Annahmeverzugslohn nach unwirksamer Änderungskündigung – und der unterlassene Zwischenverdienst

Nach § 11 Nr. 2 KSchG muss sich der Arbeitnehmer auf das Arbeitsentgelt, das ihm der Arbeitgeber für die Zeit nach der Entlassung schuldet, anrechnen lassen, was er hätte verdienen können, wenn er es nicht böswillig unterlassen hätte, eine ihm zumutbare Arbeit anzunehmen.

Annahmeverzugslohn nach unwirksamer Änderungskündigung – und der unterlassene Zwischenverdienst

Ein Arbeitnehmer unterlässt böswillig iSd. § 11 Nr. 2 KSchG anderweitigen Verdienst, wenn ihm ein Vorwurf daraus gemacht werden kann, dass er während des Annahmeverzugs trotz Kenntnis aller objektiven Umstände vorsätzlich untätig bleibt und eine ihm nach Treu und Glauben (§ 242 BGB) unter Beachtung des Grundrechts auf freie Arbeitsplatzwahl nach Art. 12 GG zumutbare anderweitige Arbeit nicht aufnimmt oder die Aufnahme der Arbeit bewusst verhindert1. Maßgebend sind dabei die gesamten Umstände des Einzelfalls. Nichtvertragsgemäße Arbeit ist nicht ohne weiteres mit unzumutbarer Arbeit gleichzusetzen. § 11 Nr. 2 KSchG schließt den Fall mit ein, dass der Arbeitgeber nur vertragswidrige Arbeit anbietet. Denn das Angebot vertragsgerechter Arbeit zwecks Erfüllung des bestehenden Arbeitsverhältnisses würde bereits den Annahmeverzug beenden2.

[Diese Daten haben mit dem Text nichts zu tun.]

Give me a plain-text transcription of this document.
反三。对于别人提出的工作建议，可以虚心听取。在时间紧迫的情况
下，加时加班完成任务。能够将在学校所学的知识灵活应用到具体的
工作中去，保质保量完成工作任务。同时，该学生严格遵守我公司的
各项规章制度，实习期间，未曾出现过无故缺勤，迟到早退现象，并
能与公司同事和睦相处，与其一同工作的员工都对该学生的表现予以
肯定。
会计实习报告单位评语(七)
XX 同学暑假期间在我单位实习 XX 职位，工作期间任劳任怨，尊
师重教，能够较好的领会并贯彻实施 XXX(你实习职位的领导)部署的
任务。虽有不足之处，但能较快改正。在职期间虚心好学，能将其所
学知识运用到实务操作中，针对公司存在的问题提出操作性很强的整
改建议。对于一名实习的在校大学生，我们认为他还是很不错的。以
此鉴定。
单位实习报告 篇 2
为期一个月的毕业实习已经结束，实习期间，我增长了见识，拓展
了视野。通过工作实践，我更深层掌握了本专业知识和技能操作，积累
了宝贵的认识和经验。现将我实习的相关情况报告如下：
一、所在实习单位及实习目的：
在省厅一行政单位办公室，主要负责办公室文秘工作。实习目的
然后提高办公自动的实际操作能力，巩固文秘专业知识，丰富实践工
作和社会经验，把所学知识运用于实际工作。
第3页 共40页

Lehnt der Arbeitnehmer nach Ausspruch einer Änderungskündigung die Fortsetzung des Arbeitsverhältnisses zu geänderten Arbeitsbedingungen ab, kann hierin ein böswilliges Unterlassen liegen. Die Sozialwidrigkeit der Kündigung hat nicht zwingend die Unzumutbarkeit der Weiterarbeit zu geänderten Bedingungen zur Folge3. Die Wahlmöglichkeit des § 2 Satz 1 KSchG wird also durch § ?11 Nr. ?2 KSchG faktisch eingeschränkt, sie steht gleichsam unter dem Vorbehalt der Obliegenheit des § 11 Nr. ?2 KSchG. Die Ablehnung des Änderungsangebots im Zusammenhang mit einer Änderungskündigung ist deshalb im Grundsatz nicht anders zu beurteilen als die Ablehnung eines entsprechenden Angebots nach erfolgter Kündigung4.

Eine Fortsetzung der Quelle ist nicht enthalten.